Tim Hwang, avocat, chercheur et anciennement responsable des politiques publiques de l’intelligence artificielle chez Google, déconstruit le mythe des algorithmes de ciblage ultraperformants et de l’économie pérenne et florissante que serait celle de la publicité en ligne. Il dévoile, à rebours de cet imaginaire, une conjoncture gangrénée par les pratiques spéculatives et les manipulations des grandes places de marché publicitaires qui maintiennent à flot un secteur profondément défaillant.

Cet état des lieux n’est pas sans rappeler les conditions qui, en 2008, ont concouru au déclenchement de la crise des subprimes. Compte tenu du poids massif de la publicité dans l’Internet que nous connaissons, une crise semblable ne se répercuterait pas seulement sur les acteurs du marché de la publicité en ligne. C’est tout un écosystème de parties prenantes qui en pâtirait, notamment les médias en ligne, dont le modèle d’affaires actuel repose en grande partie sur les revenus publicitaires.
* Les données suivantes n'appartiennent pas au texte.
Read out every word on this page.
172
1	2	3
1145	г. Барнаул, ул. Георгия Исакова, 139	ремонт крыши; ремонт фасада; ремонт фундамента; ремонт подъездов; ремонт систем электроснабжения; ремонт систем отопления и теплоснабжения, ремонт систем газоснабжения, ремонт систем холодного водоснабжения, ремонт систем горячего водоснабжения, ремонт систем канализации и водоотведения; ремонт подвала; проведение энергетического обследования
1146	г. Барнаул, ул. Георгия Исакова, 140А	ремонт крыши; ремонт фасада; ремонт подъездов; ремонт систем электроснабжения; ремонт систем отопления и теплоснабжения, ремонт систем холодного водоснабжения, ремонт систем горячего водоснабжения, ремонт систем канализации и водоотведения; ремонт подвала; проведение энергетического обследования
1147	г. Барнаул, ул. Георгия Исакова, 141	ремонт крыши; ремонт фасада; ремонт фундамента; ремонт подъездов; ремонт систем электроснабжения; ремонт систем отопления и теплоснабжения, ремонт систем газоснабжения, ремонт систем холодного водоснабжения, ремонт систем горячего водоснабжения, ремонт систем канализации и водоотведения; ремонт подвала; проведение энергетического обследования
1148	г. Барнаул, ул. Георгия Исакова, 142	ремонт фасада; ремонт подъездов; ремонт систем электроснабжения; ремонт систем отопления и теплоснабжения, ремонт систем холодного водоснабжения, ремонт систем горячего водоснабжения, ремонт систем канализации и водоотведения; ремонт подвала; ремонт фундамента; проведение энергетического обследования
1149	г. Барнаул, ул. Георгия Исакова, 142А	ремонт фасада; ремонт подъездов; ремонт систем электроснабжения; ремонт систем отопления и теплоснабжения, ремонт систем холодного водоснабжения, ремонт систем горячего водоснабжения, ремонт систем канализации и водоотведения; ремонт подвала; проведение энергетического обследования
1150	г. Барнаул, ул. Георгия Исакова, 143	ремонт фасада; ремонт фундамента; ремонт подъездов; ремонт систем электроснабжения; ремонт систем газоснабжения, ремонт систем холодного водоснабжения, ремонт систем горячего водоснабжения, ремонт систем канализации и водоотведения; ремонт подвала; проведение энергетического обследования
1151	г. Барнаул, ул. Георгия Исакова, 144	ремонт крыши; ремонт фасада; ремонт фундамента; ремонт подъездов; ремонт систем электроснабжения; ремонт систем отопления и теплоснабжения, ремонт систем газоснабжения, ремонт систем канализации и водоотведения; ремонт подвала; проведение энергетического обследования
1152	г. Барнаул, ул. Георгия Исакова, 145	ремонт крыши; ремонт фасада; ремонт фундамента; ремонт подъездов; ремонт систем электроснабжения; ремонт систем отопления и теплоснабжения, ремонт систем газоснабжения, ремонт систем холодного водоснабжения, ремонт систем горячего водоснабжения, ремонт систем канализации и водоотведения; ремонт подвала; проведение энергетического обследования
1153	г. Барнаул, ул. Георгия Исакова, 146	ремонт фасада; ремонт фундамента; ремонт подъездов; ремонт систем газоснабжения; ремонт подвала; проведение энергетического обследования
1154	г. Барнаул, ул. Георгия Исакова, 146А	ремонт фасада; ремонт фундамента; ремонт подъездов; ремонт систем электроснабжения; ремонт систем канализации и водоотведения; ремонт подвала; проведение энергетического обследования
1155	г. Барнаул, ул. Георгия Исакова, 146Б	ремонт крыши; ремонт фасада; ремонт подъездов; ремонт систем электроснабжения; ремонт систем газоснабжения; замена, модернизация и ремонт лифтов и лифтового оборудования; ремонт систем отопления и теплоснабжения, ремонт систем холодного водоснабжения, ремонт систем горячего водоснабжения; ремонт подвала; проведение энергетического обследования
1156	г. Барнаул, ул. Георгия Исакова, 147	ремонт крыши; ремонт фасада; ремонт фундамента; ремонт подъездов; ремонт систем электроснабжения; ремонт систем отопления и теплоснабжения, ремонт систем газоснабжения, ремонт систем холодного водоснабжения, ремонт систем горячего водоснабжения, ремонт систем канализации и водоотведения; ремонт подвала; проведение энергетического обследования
Un éclatement subit de la « bulle » de la publicité programmatique modifierait profondément l’expérience que nous avons d’Internet, et rendrait inaccessibles aux internautes les moins lotis nombre de services aujourd’hui gratuits.

Le grand krach de l’attention alerte quant à la menace liée au marché de la publicité programmatique autant qu’il en vulgarise les tenants et les aboutissants. Y sont explicités l’infrastructure de la publicité programmatique, les freins à son efficacité, ses similitudes avec la crise des subprimes, ainsi que des pistes de réflexion pour un « éclatement » de la bulle moins abrupt que celui vers lequel le marché se dirige.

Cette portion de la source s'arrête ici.